Opinion

Elèves ingérables? Une réflexion à la fois systémique et locale s’impose

OPINION. Face aux difficultés d'enseigner dans les cycles d'orientation que mettait en lumière «Le Temps» il y a deux semaines, Jean-Michel Bugnion, ancien directeur de CO prône le dialogue entre toutes les acteurs de l'école

L’élève ingérable est un élève qui n’a pas trouvé sa place dans le collectif, qui ne voit pas de sens à sa présence et qui doit se faire remarquer, négativement évidemment, pour avoir le sentiment d’exister dans la communauté scolaire. Il se met et se vit en marge, trouve sa satisfaction à être reconnu comme perturbateur, plutôt que dans l’obtention de bonnes notes qui lui semblent hors d’atteinte. Il porte donc en lui un fort sentiment d’exclusion qui fréquemment engendre une position de révolte contre le système.
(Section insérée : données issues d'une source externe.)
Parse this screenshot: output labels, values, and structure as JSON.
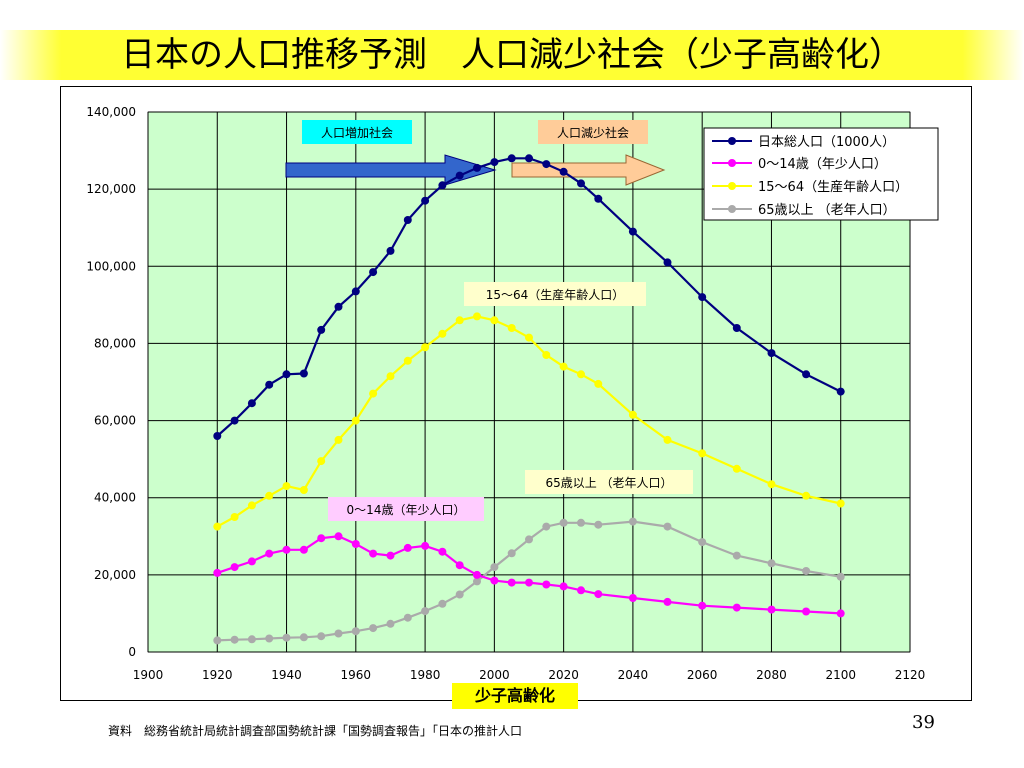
{
  "slide": {
    "title": "日本の人口推移予測　人口減少社会（少子高齢化）",
    "footer_tag": "少子高齢化",
    "source": "資料　総務省統計局統計調査部国勢統計課「国勢調査報告」「日本の推計人口",
    "page_number": "39"
  },
  "colors": {
    "plot_bg": "#ccffcc",
    "total": "#000080",
    "child": "#ff00ff",
    "working": "#ffff00",
    "elderly": "#aaaaaa",
    "title_band": "#ffff33"
  },
  "chart_data": {
    "type": "line",
    "xlim": [
      1900,
      2120
    ],
    "ylim": [
      0,
      140000
    ],
    "grid": true,
    "legend_position": "top-right",
    "x_ticks": [
      "1900",
      "1920",
      "1940",
      "1960",
      "1980",
      "2000",
      "2020",
      "2040",
      "2060",
      "2080",
      "2100",
      "2120"
    ],
    "y_ticks": [
      "0",
      "20,000",
      "40,000",
      "60,000",
      "80,000",
      "100,000",
      "120,000",
      "140,000"
    ],
    "series": [
      {
        "key": "total",
        "name": "日本総人口（1000人）",
        "x": [
          1920,
          1925,
          1930,
          1935,
          1940,
          1945,
          1950,
          1955,
          1960,
          1965,
          1970,
          1975,
          1980,
          1985,
          1990,
          1995,
          2000,
          2005,
          2010,
          2015,
          2020,
          2025,
          2030,
          2040,
          2050,
          2060,
          2070,
          2080,
          2090,
          2100
        ],
        "y": [
          56000,
          60000,
          64500,
          69300,
          72000,
          72200,
          83500,
          89500,
          93500,
          98500,
          104000,
          112000,
          117000,
          121000,
          123500,
          125500,
          127000,
          128000,
          128000,
          126500,
          124500,
          121500,
          117500,
          109000,
          101000,
          92000,
          84000,
          77500,
          72000,
          67500
        ]
      },
      {
        "key": "child",
        "name": "0～14歳（年少人口）",
        "x": [
          1920,
          1925,
          1930,
          1935,
          1940,
          1945,
          1950,
          1955,
          1960,
          1965,
          1970,
          1975,
          1980,
          1985,
          1990,
          1995,
          2000,
          2005,
          2010,
          2015,
          2020,
          2025,
          2030,
          2040,
          2050,
          2060,
          2070,
          2080,
          2090,
          2100
        ],
        "y": [
          20500,
          22000,
          23500,
          25500,
          26500,
          26500,
          29500,
          30000,
          28000,
          25500,
          25000,
          27000,
          27500,
          26000,
          22500,
          20000,
          18500,
          18000,
          18000,
          17500,
          17000,
          16000,
          15000,
          14000,
          13000,
          12000,
          11500,
          11000,
          10500,
          10000
        ]
      },
      {
        "key": "working",
        "name": "15～64（生産年齢人口）",
        "x": [
          1920,
          1925,
          1930,
          1935,
          1940,
          1945,
          1950,
          1955,
          1960,
          1965,
          1970,
          1975,
          1980,
          1985,
          1990,
          1995,
          2000,
          2005,
          2010,
          2015,
          2020,
          2025,
          2030,
          2040,
          2050,
          2060,
          2070,
          2080,
          2090,
          2100
        ],
        "y": [
          32500,
          35000,
          38000,
          40500,
          43000,
          42000,
          49500,
          55000,
          60000,
          67000,
          71500,
          75500,
          79000,
          82500,
          86000,
          87000,
          86000,
          84000,
          81500,
          77000,
          74000,
          72000,
          69500,
          61500,
          55000,
          51500,
          47500,
          43500,
          40500,
          38500
        ]
      },
      {
        "key": "elderly",
        "name": "65歳以上（老年人口）",
        "x": [
          1920,
          1925,
          1930,
          1935,
          1940,
          1945,
          1950,
          1955,
          1960,
          1965,
          1970,
          1975,
          1980,
          1985,
          1990,
          1995,
          2000,
          2005,
          2010,
          2015,
          2020,
          2025,
          2030,
          2040,
          2050,
          2060,
          2070,
          2080,
          2090,
          2100
        ],
        "y": [
          3000,
          3200,
          3300,
          3500,
          3700,
          3800,
          4100,
          4800,
          5400,
          6200,
          7300,
          8900,
          10600,
          12500,
          14900,
          18300,
          22000,
          25600,
          29200,
          32500,
          33500,
          33500,
          33000,
          33800,
          32500,
          28500,
          25000,
          23000,
          21000,
          19500
        ]
      }
    ],
    "legend": [
      "日本総人口（1000人）",
      "0～14歳（年少人口）",
      "15～64（生産年齢人口）",
      "65歳以上 （老年人口）"
    ],
    "annotations": {
      "increase_label": "人口増加社会",
      "decrease_label": "人口減少社会",
      "working_label": "15～64（生産年齢人口）",
      "elderly_label": "65歳以上 （老年人口）",
      "child_label": "0～14歳（年少人口）"
    }
  }
}
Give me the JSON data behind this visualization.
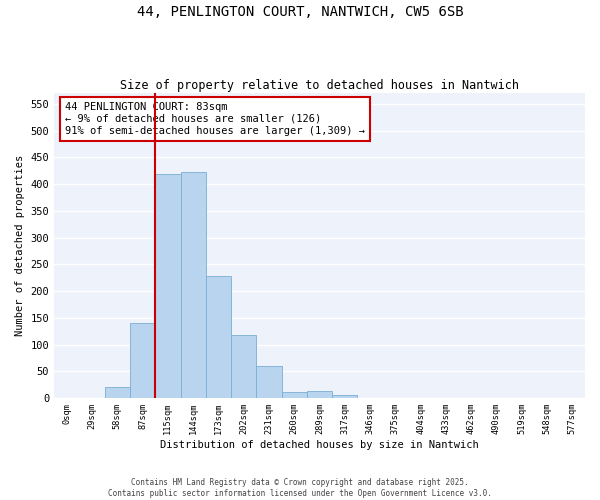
{
  "title_line1": "44, PENLINGTON COURT, NANTWICH, CW5 6SB",
  "title_line2": "Size of property relative to detached houses in Nantwich",
  "xlabel": "Distribution of detached houses by size in Nantwich",
  "ylabel": "Number of detached properties",
  "bar_color": "#b8d4ee",
  "bar_edge_color": "#7aaed4",
  "vline_color": "#cc0000",
  "annotation_box_color": "#cc0000",
  "background_color": "#eef2fa",
  "grid_color": "#ffffff",
  "categories": [
    "0sqm",
    "29sqm",
    "58sqm",
    "87sqm",
    "115sqm",
    "144sqm",
    "173sqm",
    "202sqm",
    "231sqm",
    "260sqm",
    "289sqm",
    "317sqm",
    "346sqm",
    "375sqm",
    "404sqm",
    "433sqm",
    "462sqm",
    "490sqm",
    "519sqm",
    "548sqm",
    "577sqm"
  ],
  "values": [
    0,
    0,
    20,
    140,
    418,
    422,
    228,
    118,
    60,
    12,
    13,
    5,
    1,
    0,
    0,
    0,
    1,
    0,
    0,
    0,
    0
  ],
  "vline_x": 3.5,
  "annotation_text": "44 PENLINGTON COURT: 83sqm\n← 9% of detached houses are smaller (126)\n91% of semi-detached houses are larger (1,309) →",
  "ylim": [
    0,
    570
  ],
  "yticks": [
    0,
    50,
    100,
    150,
    200,
    250,
    300,
    350,
    400,
    450,
    500,
    550
  ],
  "footer_line1": "Contains HM Land Registry data © Crown copyright and database right 2025.",
  "footer_line2": "Contains public sector information licensed under the Open Government Licence v3.0."
}
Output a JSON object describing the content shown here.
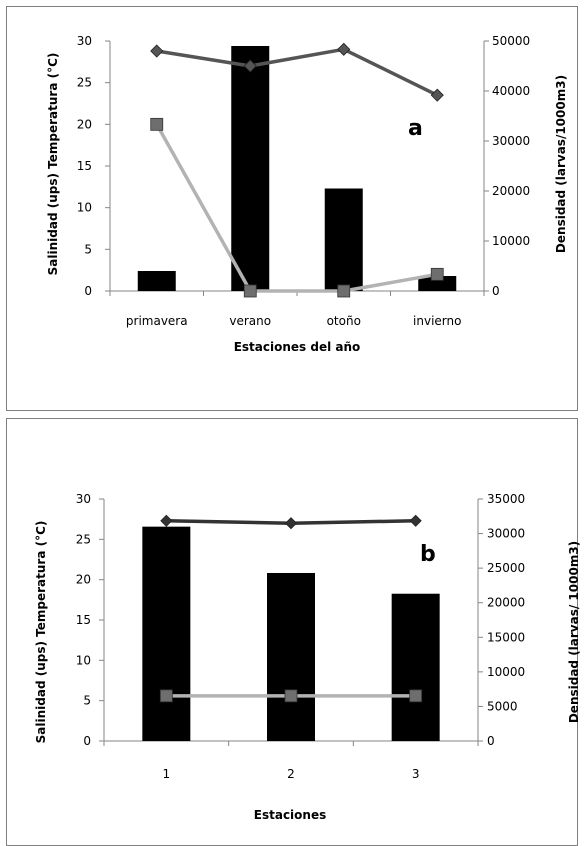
{
  "chart_data": [
    {
      "type": "bar",
      "panel_label": "a",
      "categories": [
        "primavera",
        "verano",
        "otoño",
        "invierno"
      ],
      "xlabel": "Estaciones del año",
      "ylabel_left": "Salinidad (ups) Temperatura (°C)",
      "ylabel_right": "Densidad (larvas/1000m3)",
      "ylim_left": [
        0,
        30
      ],
      "ylim_right": [
        0,
        50000
      ],
      "yticks_left": [
        "0",
        "5",
        "10",
        "15",
        "20",
        "25",
        "30"
      ],
      "yticks_right": [
        "0",
        "10000",
        "20000",
        "30000",
        "40000",
        "50000"
      ],
      "bars": {
        "axis": "right",
        "values": [
          4000,
          49000,
          20500,
          3000
        ],
        "color": "#000000"
      },
      "series": [
        {
          "axis": "left",
          "values": [
            28.8,
            27.0,
            29.0,
            23.5
          ],
          "color": "#555555",
          "marker": "diamond"
        },
        {
          "axis": "left",
          "values": [
            20.0,
            0.0,
            0.0,
            2.0
          ],
          "color": "#b3b3b3",
          "marker": "square"
        }
      ],
      "grid": false
    },
    {
      "type": "bar",
      "panel_label": "b",
      "categories": [
        "1",
        "2",
        "3"
      ],
      "xlabel": "Estaciones",
      "ylabel_left": "Salinidad (ups) Temperatura (°C)",
      "ylabel_right": "Densidad (larvas/ 1000m3)",
      "ylim_left": [
        0,
        30
      ],
      "ylim_right": [
        0,
        35000
      ],
      "yticks_left": [
        "0",
        "5",
        "10",
        "15",
        "20",
        "25",
        "30"
      ],
      "yticks_right": [
        "0",
        "5000",
        "10000",
        "15000",
        "20000",
        "25000",
        "30000",
        "35000"
      ],
      "bars": {
        "axis": "right",
        "values": [
          31000,
          24300,
          21300
        ],
        "color": "#000000"
      },
      "series": [
        {
          "axis": "left",
          "values": [
            27.3,
            27.0,
            27.3
          ],
          "color": "#333333",
          "marker": "diamond"
        },
        {
          "axis": "left",
          "values": [
            5.6,
            5.6,
            5.6
          ],
          "color": "#b3b3b3",
          "marker": "square"
        }
      ],
      "grid": false
    }
  ]
}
Par conséquent, le seul moyen efficace de le rendre gérable consiste à lui montrer qu’il a sa place dans le collectif, lui permettre de réaliser qu’il vaut quelque chose au regard des adultes de l’école. Mais, pour y parvenir, il s’agit d’élargir la réflexion, de passer de l’individuel au systémique; c’est tout l’art de la gestion locale d’une école: instaurer une relation de confiance, établir un cadre de référence clair, promouvoir des valeurs fortes, comme le respect, la solidarité ou la valorisation des compétences manuelles ou sociales.

Le rôle du prof

Le prof est un individualiste, seul maître à bord après Dieu, sa porte de classe fermée, dit-on. Au contraire, il est, à mes yeux, un membre d’une équipe, un rouage incontournable du système qui contribue au bon fonctionnement de celui-ci. A l’âge du Cycle particulièrement, un enseignant qui dysfonctionne provoque chez les élèves des réactions et des sentiments qui vont perdurer à la fin du cours, se prolonger au suivant et se répandre dans l’ensemble des tuyaux de communication de l’établissement. Naissent alors des rumeurs, des jugements de valeur, des procès d’intention très difficiles à contrer et très dommageables pour toute l’école. Mais, me direz-vous, tout le monde peut commettre une erreur! Absolument et c’est exactement ce qu’il faut faire comprendre à tous les usagers de l’école: chacun est un élément de l’ensemble, chacun contribue à son bon fonctionnement, mais chacun a le droit de se tromper; l’essentiel est de le reconnaître.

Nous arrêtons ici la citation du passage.